Economia

"Buy now, pay later". Così cambiano i pagamenti

L’e-commerce risale ai livelli pre-pandemia con vendite di oltre 30 miliardi di euro e un tasso di crescita del 18% nel 2021 rispetto all’anno precedente

"Buy now, pay later". Così cambiano i pagamenti

L’incremento degli usi delle tecnologie durante la pandemia ha prodotto effetti che si stanno stabilizzando. Cresce l’approvvigionamento di informazioni in Rete, aumenta l’interazione sociale sul web, lievita enormemente il numero di contatti, appuntamenti, convegni, incontri formativi e professionali che si svolgono a distanza anziché in presenza e, soprattutto, decolla il commercio on-line, che fa registrare livelli record.
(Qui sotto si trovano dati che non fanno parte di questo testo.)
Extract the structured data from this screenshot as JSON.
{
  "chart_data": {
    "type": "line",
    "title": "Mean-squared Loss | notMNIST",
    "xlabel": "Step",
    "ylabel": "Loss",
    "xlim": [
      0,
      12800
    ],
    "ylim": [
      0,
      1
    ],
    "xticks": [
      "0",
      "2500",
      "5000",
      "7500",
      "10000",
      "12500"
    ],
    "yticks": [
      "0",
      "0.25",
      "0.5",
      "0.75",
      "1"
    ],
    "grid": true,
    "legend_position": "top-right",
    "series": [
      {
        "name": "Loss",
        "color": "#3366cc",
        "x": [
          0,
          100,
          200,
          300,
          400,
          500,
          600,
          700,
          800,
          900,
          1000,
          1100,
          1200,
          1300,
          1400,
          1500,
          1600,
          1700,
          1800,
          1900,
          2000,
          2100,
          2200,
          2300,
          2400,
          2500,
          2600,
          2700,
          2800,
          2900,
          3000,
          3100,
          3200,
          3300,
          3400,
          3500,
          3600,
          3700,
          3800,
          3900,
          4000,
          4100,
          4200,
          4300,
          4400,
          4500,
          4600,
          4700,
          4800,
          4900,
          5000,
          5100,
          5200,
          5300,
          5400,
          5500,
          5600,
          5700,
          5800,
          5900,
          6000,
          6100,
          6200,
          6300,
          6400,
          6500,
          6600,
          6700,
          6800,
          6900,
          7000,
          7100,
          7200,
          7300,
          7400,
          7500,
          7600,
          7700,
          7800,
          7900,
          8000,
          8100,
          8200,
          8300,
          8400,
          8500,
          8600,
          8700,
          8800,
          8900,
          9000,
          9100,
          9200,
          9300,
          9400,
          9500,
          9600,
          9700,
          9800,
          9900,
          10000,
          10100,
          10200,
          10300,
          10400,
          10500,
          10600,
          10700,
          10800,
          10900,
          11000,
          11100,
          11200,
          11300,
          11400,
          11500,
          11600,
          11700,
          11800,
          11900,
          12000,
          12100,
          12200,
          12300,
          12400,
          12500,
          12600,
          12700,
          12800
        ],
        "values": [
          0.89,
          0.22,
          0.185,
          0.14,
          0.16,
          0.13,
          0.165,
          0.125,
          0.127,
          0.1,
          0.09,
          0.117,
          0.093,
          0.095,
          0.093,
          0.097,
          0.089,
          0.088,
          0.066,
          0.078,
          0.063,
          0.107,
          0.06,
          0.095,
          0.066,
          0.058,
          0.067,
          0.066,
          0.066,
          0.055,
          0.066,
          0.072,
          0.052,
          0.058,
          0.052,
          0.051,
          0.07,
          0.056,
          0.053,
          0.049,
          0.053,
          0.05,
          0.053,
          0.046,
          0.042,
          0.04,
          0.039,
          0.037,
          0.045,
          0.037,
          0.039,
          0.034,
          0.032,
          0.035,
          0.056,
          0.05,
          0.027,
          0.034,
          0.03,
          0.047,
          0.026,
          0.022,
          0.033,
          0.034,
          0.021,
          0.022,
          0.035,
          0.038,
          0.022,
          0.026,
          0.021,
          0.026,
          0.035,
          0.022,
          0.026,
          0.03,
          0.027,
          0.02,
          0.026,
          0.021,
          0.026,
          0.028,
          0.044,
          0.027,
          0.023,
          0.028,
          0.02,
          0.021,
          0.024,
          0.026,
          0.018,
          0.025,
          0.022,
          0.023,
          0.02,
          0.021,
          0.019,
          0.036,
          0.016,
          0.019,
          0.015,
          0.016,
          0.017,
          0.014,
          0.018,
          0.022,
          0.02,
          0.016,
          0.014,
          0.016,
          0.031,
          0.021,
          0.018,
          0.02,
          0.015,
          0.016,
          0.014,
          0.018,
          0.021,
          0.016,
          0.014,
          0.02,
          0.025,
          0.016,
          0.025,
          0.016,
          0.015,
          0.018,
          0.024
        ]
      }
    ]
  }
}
Le cifre dello shopping on-line

L’e-commerce risale ai livelli pre-pandemia con vendite di oltre 30 miliardi di euro e un tasso di crescita del 18% nel 2021 rispetto all’anno precedente. E’ quanto riferisce in un report l’Osservatorio Hybrid Lifestyle di Nomisma, in collaborazione con Crif, azienda globale specializzata in sistemi di informazioni creditizie e di business information. Secondo dati del Politecnico di Milano inseriti nel documento, il commercio on-line ha toccato quota 30,5 miliardi. Gli italiani hanno incrementato sia il numero di occasioni di acquisto che l’importo speso per lo shopping in Rete. Quello dell’elettronica e della tecnologia rappresenta il settore che ha registrato un aumento più forte di spesa on-line con un +33%, seguito da abbigliamento, scarpe e accessori (27%), vino (24%) e grocery (23%). Si conferma quindi il trend di crescita del 2020 con l’inizio della pandemia, quando le vendite on-line dei supermercati erano cresciute del 134% rispetto al 2019. A doppia cifra anche le previsioni per il 2022 (+14% rispetto al 2021).

I comportamenti digitali dei consumatori

Le abitudini di acquisto dei consumatori italiani sono sempre più ibride: l’esperienza fisica si mescola con quella digitale, nel senso che il prodotto viene prima visionato e testato in un negozio fisico per poi essere acquistato sul web. L’Osservatorio Hybrid Lifestyle di Nomisma, in collaborazione con Crif, sottolinea come il 17% degli italiani sia autonomo nel processo di acquisto attraverso l’utilizzo del servizio “salvatempo” per la lettura automatica dei codici a barre dei prodotti.

In Rete si paga più volentieri a rate

Mutano anche le modalità di pagamento, con un maggior accesso a soluzioni rateizzate. Tra i Millennial con un’alta formazione si sta affermando lo strumento “buy now, pay later“, conosciuto dal 18% dei consumatori. È una sorta di finanziamento a breve termine grazie al quale i consumatori possono effettuare acquisti pagandoli, a rate, nel corso dei mesi successivi. Una soluzione che suscita interesse e che vede il 54% degli italiani pronti a provarla, in particolare la fascia d’età 45-54 anni.